PreProcess - JDI, Phase II
JDI is a novel approach to fully automated indexing based on NLM's practice of maintaining a subject index to journal title using a set of 122 MeSH terms, know as JDs (journal descriptors) corresponding to biomedical specialties. For example, the Journal of Pediatric Surgery is indexed by the JDs Pediatrics and Surgery.
The JDI system associates JDs with words in titles and abstracts in a training set of about 1.3 million MEDLINE records in approximately 4000 MEDLINE journals. Each record "inherits" the JDs from the journal in the record.

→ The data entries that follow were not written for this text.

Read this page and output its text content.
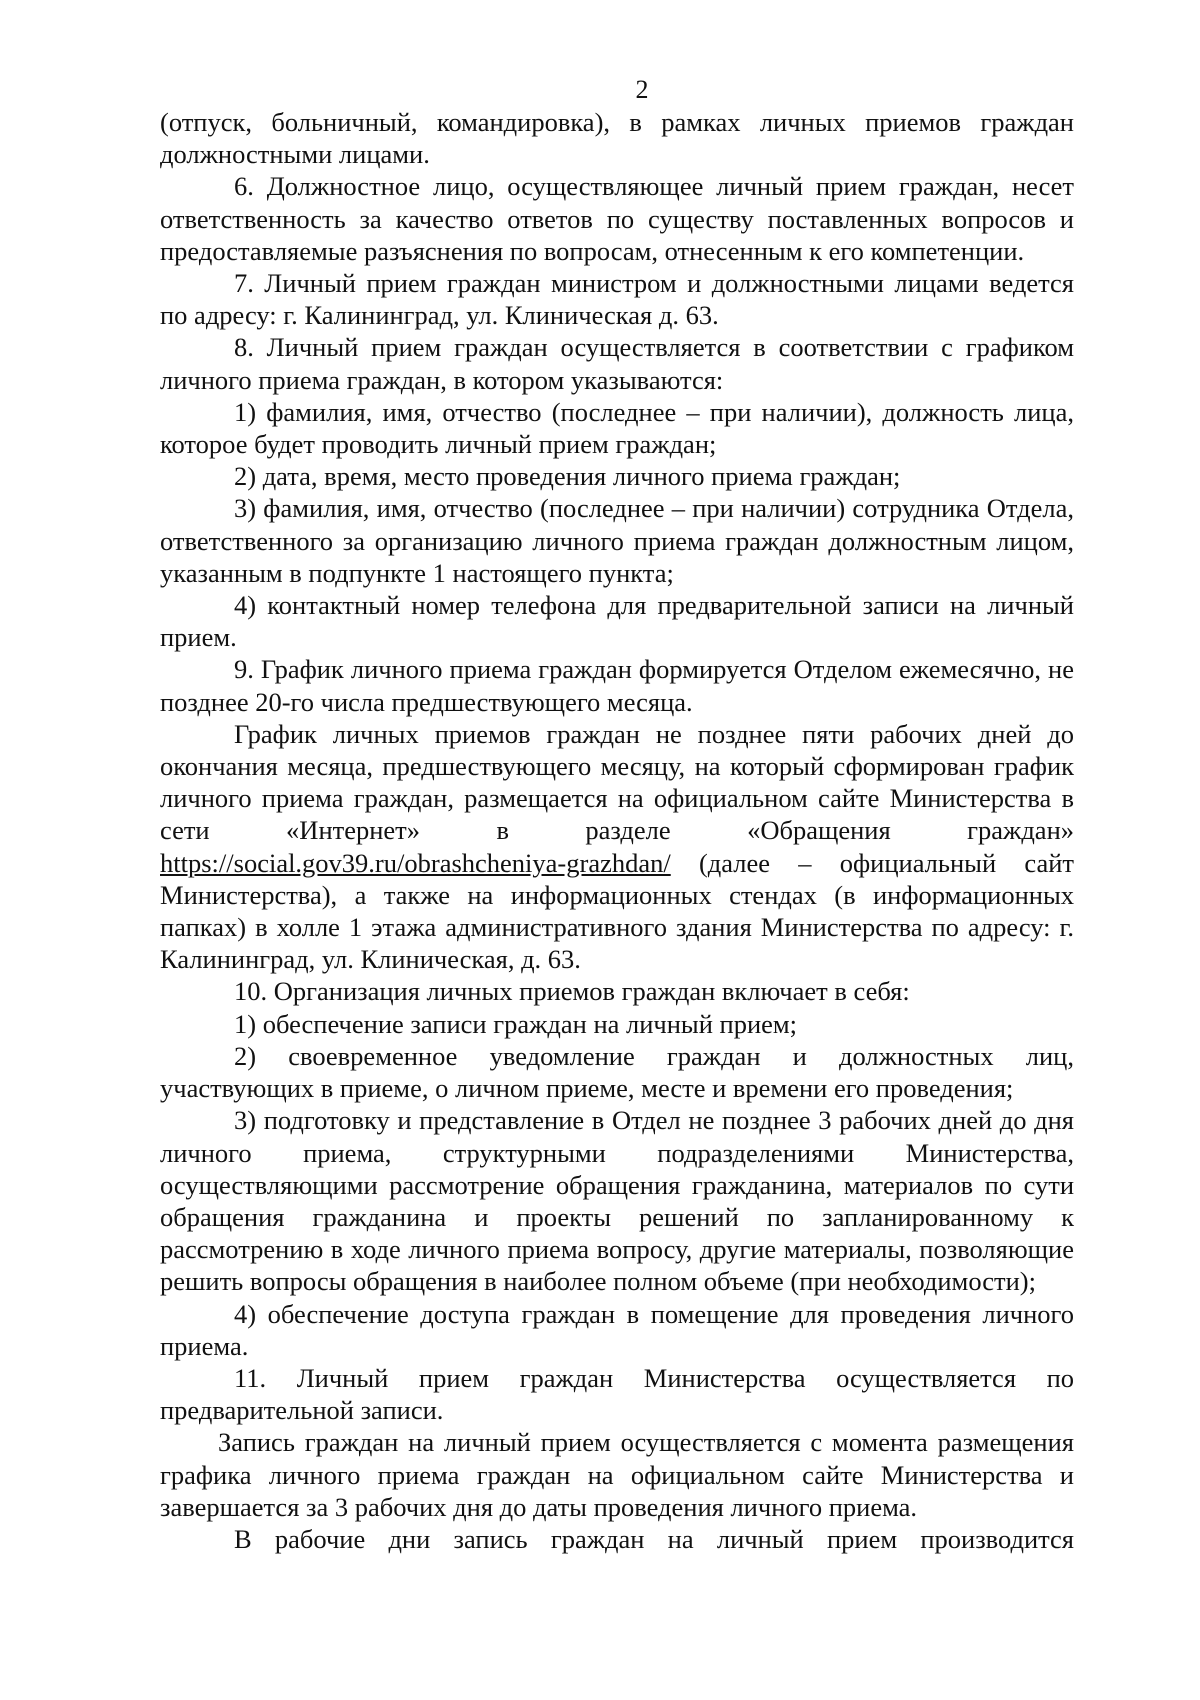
2

(отпуск, больничный, командировка), в рамках личных приемов граждан должностными лицами.

6. Должностное лицо, осуществляющее личный прием граждан, несет ответственность за качество ответов по существу поставленных вопросов и предоставляемые разъяснения по вопросам, отнесенным к его компетенции.

7. Личный прием граждан министром и должностными лицами ведется по адресу: г. Калининград, ул. Клиническая д. 63.

8. Личный прием граждан осуществляется в соответствии с графиком личного приема граждан, в котором указываются:

1) фамилия, имя, отчество (последнее – при наличии), должность лица, которое будет проводить личный прием граждан;

2) дата, время, место проведения личного приема граждан;

3) фамилия, имя, отчество (последнее – при наличии) сотрудника Отдела, ответственного за организацию личного приема граждан должностным лицом, указанным в подпункте 1 настоящего пункта;

4) контактный номер телефона для предварительной записи на личный прием.

9. График личного приема граждан формируется Отделом ежемесячно, не позднее 20-го числа предшествующего месяца.

График личных приемов граждан не позднее пяти рабочих дней до окончания месяца, предшествующего месяцу, на который сформирован график личного приема граждан, размещается на официальном сайте Министерства в сети «Интернет» в разделе «Обращения граждан» https://social.gov39.ru/obrashcheniya-grazhdan/ (далее – официальный сайт Министерства), а также на информационных стендах (в информационных папках) в холле 1 этажа административного здания Министерства по адресу: г. Калининград, ул. Клиническая, д. 63.

10. Организация личных приемов граждан включает в себя:

1) обеспечение записи граждан на личный прием;

2) своевременное уведомление граждан и должностных лиц, участвующих в приеме, о личном приеме, месте и времени его проведения;

3) подготовку и представление в Отдел не позднее 3 рабочих дней до дня личного приема, структурными подразделениями Министерства, осуществляющими рассмотрение обращения гражданина, материалов по сути обращения гражданина и проекты решений по запланированному к рассмотрению в ходе личного приема вопросу, другие материалы, позволяющие решить вопросы обращения в наиболее полном объеме (при необходимости);

4) обеспечение доступа граждан в помещение для проведения личного приема.

11. Личный прием граждан Министерства осуществляется по предварительной записи.

Запись граждан на личный прием осуществляется с момента размещения графика личного приема граждан на официальном сайте Министерства и завершается за 3 рабочих дня до даты проведения личного приема.

В рабочие дни запись граждан на личный прием производится
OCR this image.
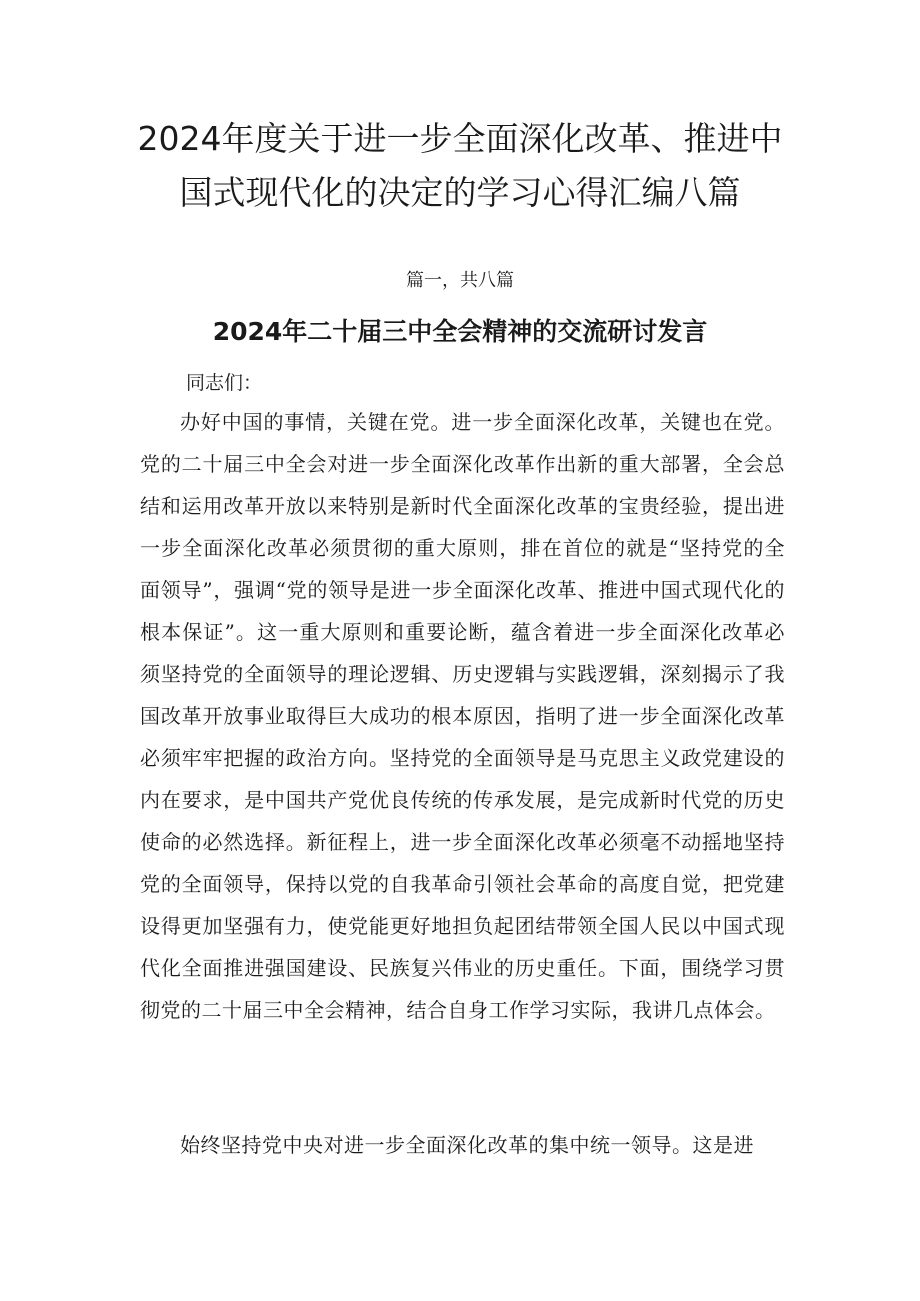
2024年度关于进一步全面深化改革、推进中
国式现代化的决定的学习心得汇编八篇
篇一，共八篇
2024年二十届三中全会精神的交流研讨发言
同志们：

办好中国的事情，关键在党。进一步全面深化改革，关键也在党。党的二十届三中全会对进一步全面深化改革作出新的重大部署，全会总结和运用改革开放以来特别是新时代全面深化改革的宝贵经验，提出进一步全面深化改革必须贯彻的重大原则，排在首位的就是“坚持党的全面领导”，强调“党的领导是进一步全面深化改革、推进中国式现代化的根本保证”。这一重大原则和重要论断，蕴含着进一步全面深化改革必须坚持党的全面领导的理论逻辑、历史逻辑与实践逻辑，深刻揭示了我国改革开放事业取得巨大成功的根本原因，指明了进一步全面深化改革必须牢牢把握的政治方向。坚持党的全面领导是马克思主义政党建设的内在要求，是中国共产党优良传统的传承发展，是完成新时代党的历史使命的必然选择。新征程上，进一步全面深化改革必须毫不动摇地坚持党的全面领导，保持以党的自我革命引领社会革命的高度自觉，把党建设得更加坚强有力，使党能更好地担负起团结带领全国人民以中国式现代化全面推进强国建设、民族复兴伟业的历史重任。下面，围绕学习贯彻党的二十届三中全会精神，结合自身工作学习实际，我讲几点体会。

始终坚持党中央对进一步全面深化改革的集中统一领导。这是进
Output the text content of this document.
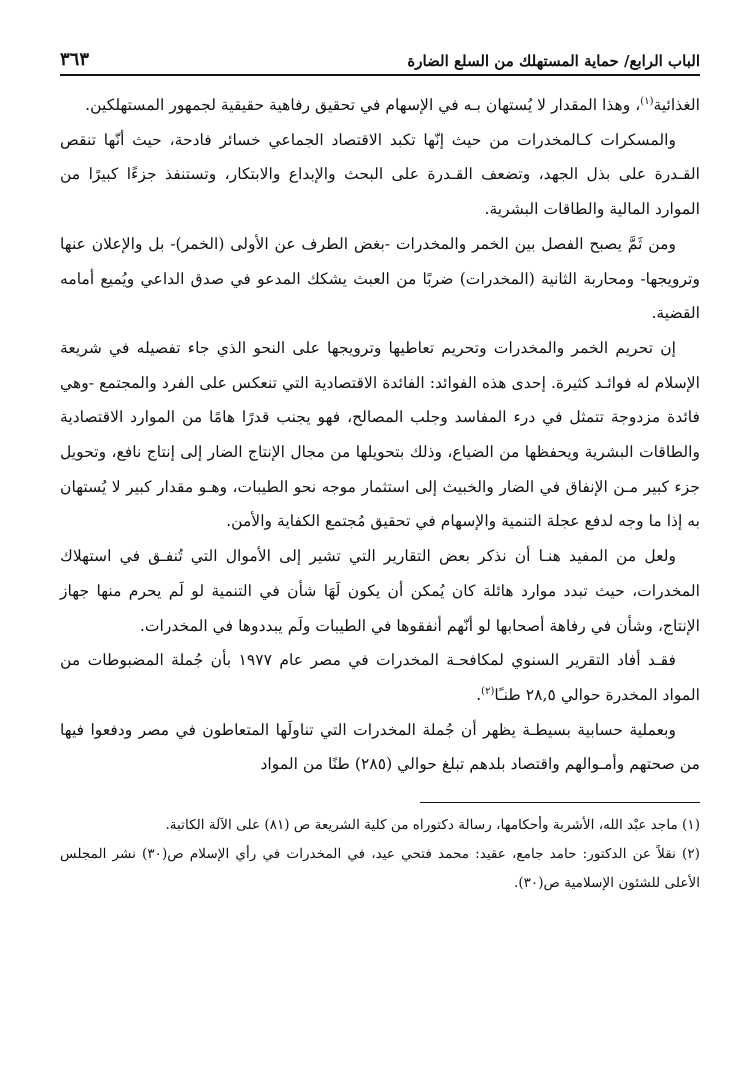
الباب الرابع/ حماية المستهلك من السلع الضارة
٣٦٣

الغذائية$^{(١)}$، وهذا المقدار لا يُستهان بـه في الإسهام في تحقيق رفاهية حقيقية لجمهور المستهلكين.

والمسكرات كـالمخدرات من حيث إنّها تكبد الاقتصاد الجماعي خسائر فادحة، حيث أنّها تنقص القـدرة على بذل الجهد، وتضعف القـدرة على البحث والإبداع والابتكار، وتستنفذ جزءًا كبيرًا من الموارد المالية والطاقات البشرية.

ومن ثَمَّ يصبح الفصل بين الخمر والمخدرات -بغض الطرف عن الأولى (الخمر)- بل والإعلان عنها وترويجها- ومحاربة الثانية (المخدرات) ضربًا من العبث يشكك المدعو في صدق الداعي ويُميع أمامه القضية.

إن تحريم الخمر والمخدرات وتحريم تعاطيها وترويجها على النحو الذي جاء تفصيله في شريعة الإسلام له فوائـد كثيرة. إحدى هذه الفوائد: الفائدة الاقتصادية التي تنعكس على الفرد والمجتمع -وهي فائدة مزدوجة تتمثل في درء المفاسد وجلب المصالح، فهو يجنب قدرًا هامًا من الموارد الاقتصادية والطاقات البشرية ويحفظها من الضياع، وذلك بتحويلها من مجال الإنتاج الضار إلى إنتاج نافع، وتحويل جزء كبير مـن الإنفاق في الضار والخبيث إلى استثمار موجه نحو الطيبات، وهـو مقدار كبير لا يُستهان به إذا ما وجه لدفع عجلة التنمية والإسهام في تحقيق مُجتمع الكفاية والأمن.

ولعل من المفيد هنـا أن نذكر بعض التقارير التي تشير إلى الأموال التي تُنفـق في استهلاك المخدرات، حيث تبدد موارد هائلة كان يُمكن أن يكون لَهَا شأن في التنمية لو لَم يحرم منها جهاز الإنتاج، وشأن في رفاهة أصحابها لو أنّهم أنفقوها في الطيبات ولَم يبددوها في المخدرات.

فقـد أفاد التقرير السنوي لمكافحـة المخدرات في مصر عام ١٩٧٧ بأن جُملة المضبوطات من المواد المخدرة حوالي ٢٨,٥ طنـًا$^{(٢)}$.

وبعملية حسابية بسيطـة يظهر أن جُملة المخدرات التي تناولَها المتعاطون في مصر ودفعوا فيها من صحتهم وأمـوالهم واقتصاد بلدهم تبلغ حوالي (٢٨٥) طنًا من المواد

(١) ماجد عبْد الله، الأشربة وأحكامها، رسالة دكتوراه من كلية الشريعة ص (٨١) على الآلة الكاتبة.

(٢) نقلاً عن الدكتور: حامد جامع، عقيد: محمد فتحي عيد، في المخدرات في رأي الإسلام ص(٣٠) نشر المجلس الأعلى للشئون الإسلامية ص(٣٠).
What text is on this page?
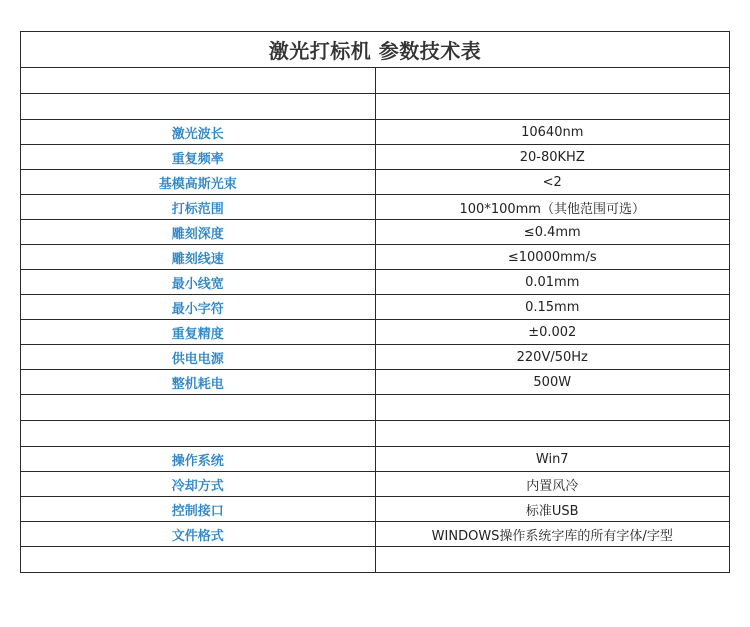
激光打标机 参数技术表	

激光波长	10640nm
重复频率	20-80KHZ
基模高斯光束	<2
打标范围	100*100mm（其他范围可选）
雕刻深度	≤0.4mm
雕刻线速	≤10000mm/s
最小线宽	0.01mm
最小字符	0.15mm
重复精度	±0.002
供电电源	220V/50Hz
整机耗电	500W

操作系统	Win7
冷却方式	内置风冷
控制接口	标准USB
文件格式	WINDOWS操作系统字库的所有字体/字型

A word in the training set can then be described by a list of JDs ranked according to the number of co-occurrences between the word and the JDs. Text as input to the JDI system can be indexed based on averaging the word-JD co-occurrences for the words in the text that are also in the training set, ranking the JDs in decreasing order of these averages. For example, JDI of the phrase "appendectomy in children" would result in Surgery and Pediatrics as the top two JDs indexing this text. Normally, JDI is used for indexing documents which are MEDLINE citations (titles and abstracts of journal articles).
This phase uses both Lisp files and file from MEDLINE and Meta-Thesaurus to generate JDI input file in Java format. This set of data is tested by comparing all files to Lisp files. Also, the result of file.9801 is verified. It is used in tc2007.